Another item to add to your toolkit is a variety of animal rescue contact options. There are likely many small rescue groups doing great work in your area. They’ll often foster strays, work to find the owners, or help get the animal adopted. Searching for “animal rescue” and your neighborhood or city should uncover some local help. If the animal appears to be a purebred of some sort, you might have additional resources. The collie in our Lassie example above might benefit from a local collie rescue society or collie owners club. These breed clubs are often fully prepared to rescue animals, and may have techniques targeted to the specific needs of the animal you are trying to help.
If you can’t take the stray back to your own home to foster until her family or another permanent home is found, find out if there are any nearby no-kill shelters. The last resort is often the local shelter, because so many are forced to euthanize unclaimed animals after just a few days.
One very important caveat to keep in mind is that there’s a significant difference between lost pets and feral animals. In the case of cats, the house pet version will generally come up to you with some encouragement. Feral cats, on the other hand, don’t trust people and usually insist on living outside, catching their own dinner when they can. While they may accept dishes of kitty chow now and then, most won’t ever become affectionate pets. Some animal control authorities have what’s called a “capture-neuter-return” program, which allows these cats to do their self-appointed mice and rat catching duties without adding to the local cat population. Often, authorities will mark feral cats that have already been neutered by snipping off the tip of their left ear.

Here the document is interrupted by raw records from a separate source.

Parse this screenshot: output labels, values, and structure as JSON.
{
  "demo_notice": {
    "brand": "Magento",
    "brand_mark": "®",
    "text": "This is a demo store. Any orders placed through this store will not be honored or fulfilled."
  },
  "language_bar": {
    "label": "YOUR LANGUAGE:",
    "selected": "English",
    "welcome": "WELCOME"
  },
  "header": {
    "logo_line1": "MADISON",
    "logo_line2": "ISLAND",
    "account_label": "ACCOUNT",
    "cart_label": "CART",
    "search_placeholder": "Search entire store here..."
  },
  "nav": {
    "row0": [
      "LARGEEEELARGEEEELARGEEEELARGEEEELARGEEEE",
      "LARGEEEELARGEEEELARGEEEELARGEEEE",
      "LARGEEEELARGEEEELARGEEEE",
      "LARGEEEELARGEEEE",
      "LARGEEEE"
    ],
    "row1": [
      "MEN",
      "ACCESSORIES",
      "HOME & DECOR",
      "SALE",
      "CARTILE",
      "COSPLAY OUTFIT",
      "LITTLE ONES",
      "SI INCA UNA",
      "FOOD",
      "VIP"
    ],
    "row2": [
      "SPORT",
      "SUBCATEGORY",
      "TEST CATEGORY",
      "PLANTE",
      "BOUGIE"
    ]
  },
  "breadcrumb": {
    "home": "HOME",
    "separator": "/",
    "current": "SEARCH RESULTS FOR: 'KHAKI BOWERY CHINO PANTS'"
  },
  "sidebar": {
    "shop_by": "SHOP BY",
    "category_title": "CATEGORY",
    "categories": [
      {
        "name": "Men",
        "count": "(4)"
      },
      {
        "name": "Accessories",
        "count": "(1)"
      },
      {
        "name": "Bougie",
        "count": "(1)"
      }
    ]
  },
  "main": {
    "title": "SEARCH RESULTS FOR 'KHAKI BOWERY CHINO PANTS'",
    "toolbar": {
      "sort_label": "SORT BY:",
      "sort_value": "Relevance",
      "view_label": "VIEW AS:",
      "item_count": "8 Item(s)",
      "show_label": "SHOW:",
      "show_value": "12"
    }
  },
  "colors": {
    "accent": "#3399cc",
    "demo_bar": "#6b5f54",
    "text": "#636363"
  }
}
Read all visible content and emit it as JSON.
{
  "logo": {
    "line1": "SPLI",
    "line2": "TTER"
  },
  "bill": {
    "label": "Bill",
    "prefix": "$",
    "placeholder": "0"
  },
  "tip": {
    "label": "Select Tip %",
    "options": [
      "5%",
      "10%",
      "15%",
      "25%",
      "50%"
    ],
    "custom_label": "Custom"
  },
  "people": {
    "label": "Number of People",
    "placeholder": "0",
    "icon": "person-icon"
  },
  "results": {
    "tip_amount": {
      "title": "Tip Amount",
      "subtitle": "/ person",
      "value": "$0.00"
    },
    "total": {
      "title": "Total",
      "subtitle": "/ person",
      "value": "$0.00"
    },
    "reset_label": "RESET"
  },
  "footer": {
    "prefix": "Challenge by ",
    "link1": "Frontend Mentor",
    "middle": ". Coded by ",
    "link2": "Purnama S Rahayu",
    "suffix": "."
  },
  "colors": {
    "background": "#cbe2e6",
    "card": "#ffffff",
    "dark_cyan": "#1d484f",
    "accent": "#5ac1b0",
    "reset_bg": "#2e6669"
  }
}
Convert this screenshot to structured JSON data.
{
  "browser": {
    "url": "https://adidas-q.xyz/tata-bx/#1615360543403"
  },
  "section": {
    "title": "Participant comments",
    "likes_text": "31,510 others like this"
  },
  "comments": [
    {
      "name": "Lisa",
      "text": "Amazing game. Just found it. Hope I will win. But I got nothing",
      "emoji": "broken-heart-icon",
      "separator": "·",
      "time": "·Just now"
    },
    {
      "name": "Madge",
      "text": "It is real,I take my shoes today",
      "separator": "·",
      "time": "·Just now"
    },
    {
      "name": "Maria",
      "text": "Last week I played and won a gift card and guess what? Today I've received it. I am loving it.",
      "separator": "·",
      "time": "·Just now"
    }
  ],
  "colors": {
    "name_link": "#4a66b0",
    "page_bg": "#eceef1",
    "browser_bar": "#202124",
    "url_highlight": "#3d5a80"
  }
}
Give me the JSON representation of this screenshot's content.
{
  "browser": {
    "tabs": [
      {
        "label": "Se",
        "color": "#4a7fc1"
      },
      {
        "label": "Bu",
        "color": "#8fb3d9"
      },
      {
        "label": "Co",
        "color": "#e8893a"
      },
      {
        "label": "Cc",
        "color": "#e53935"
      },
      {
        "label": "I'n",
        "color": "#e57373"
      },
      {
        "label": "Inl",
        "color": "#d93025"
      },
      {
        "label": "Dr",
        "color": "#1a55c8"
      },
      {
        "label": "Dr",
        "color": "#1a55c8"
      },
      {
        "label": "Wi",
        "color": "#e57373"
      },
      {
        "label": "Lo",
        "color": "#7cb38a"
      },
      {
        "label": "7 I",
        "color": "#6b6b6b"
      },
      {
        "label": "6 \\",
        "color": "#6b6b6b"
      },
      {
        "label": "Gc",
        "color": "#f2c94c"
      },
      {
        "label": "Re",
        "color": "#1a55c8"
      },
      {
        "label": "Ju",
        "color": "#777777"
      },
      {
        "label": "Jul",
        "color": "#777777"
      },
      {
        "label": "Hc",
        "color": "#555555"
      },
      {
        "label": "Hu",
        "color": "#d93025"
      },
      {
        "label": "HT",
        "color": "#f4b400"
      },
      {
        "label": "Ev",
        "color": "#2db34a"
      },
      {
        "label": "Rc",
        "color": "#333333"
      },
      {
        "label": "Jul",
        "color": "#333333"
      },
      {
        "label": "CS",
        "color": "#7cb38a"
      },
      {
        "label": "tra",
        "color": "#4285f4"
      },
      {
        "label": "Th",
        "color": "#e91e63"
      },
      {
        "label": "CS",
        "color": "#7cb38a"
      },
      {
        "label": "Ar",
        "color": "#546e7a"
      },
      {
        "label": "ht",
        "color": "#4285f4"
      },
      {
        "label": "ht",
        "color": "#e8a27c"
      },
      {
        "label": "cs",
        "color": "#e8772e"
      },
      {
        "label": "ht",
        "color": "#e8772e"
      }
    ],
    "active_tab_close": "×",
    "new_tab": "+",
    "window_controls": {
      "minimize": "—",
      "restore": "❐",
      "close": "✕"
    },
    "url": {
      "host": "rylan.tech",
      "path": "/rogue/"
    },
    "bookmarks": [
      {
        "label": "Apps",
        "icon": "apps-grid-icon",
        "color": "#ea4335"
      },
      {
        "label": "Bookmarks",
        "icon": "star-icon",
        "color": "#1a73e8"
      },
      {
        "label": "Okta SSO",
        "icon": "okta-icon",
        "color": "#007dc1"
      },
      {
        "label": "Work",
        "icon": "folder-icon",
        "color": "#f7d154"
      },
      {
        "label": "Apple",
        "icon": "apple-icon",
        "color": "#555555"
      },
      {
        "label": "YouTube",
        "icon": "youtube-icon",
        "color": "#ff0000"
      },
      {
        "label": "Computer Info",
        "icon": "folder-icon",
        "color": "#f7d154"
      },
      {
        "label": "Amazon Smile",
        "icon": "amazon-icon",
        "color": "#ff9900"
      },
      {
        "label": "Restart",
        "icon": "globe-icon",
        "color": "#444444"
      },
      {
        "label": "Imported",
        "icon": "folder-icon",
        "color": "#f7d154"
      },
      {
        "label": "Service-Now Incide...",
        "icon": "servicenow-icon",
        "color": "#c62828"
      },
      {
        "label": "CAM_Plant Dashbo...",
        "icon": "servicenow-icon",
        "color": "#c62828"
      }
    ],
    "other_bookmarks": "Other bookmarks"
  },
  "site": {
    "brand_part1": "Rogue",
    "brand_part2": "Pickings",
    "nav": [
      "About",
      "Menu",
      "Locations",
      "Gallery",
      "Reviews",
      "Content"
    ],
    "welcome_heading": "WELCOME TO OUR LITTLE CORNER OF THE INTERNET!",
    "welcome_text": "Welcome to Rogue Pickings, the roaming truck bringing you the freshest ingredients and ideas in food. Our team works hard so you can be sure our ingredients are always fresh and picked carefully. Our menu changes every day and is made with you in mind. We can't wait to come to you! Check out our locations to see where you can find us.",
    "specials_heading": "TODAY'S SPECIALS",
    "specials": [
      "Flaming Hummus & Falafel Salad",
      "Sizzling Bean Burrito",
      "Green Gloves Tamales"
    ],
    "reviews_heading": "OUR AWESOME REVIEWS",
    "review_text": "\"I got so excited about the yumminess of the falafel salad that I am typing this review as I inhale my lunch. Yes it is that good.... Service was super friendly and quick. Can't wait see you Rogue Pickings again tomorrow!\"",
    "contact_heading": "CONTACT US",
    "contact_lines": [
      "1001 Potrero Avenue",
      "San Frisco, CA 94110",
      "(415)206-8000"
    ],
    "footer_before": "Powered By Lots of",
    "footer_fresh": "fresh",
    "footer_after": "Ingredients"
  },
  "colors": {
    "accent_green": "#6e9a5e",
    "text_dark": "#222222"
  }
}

If the animal gracing your listing is truly feral, local wild-animal rescue groups are your best resource, since such situations require specialized skills. Stacy Brunson, CIPS, GRI, with Kuper Sotheby’s International Realty in Austin, Texas, learned this lesson again recently. Walking the yard of a listing she was utterly surprised to find a full-grown buck on the lawn. Not knowing what to do to encourage him into the brush nearby, she offered him a chocolate bar she had in her hand. The deer, unimpressed, sauntered off. Brunson got the idea chocolate wasn’t a favorite on his menu. Live and learn.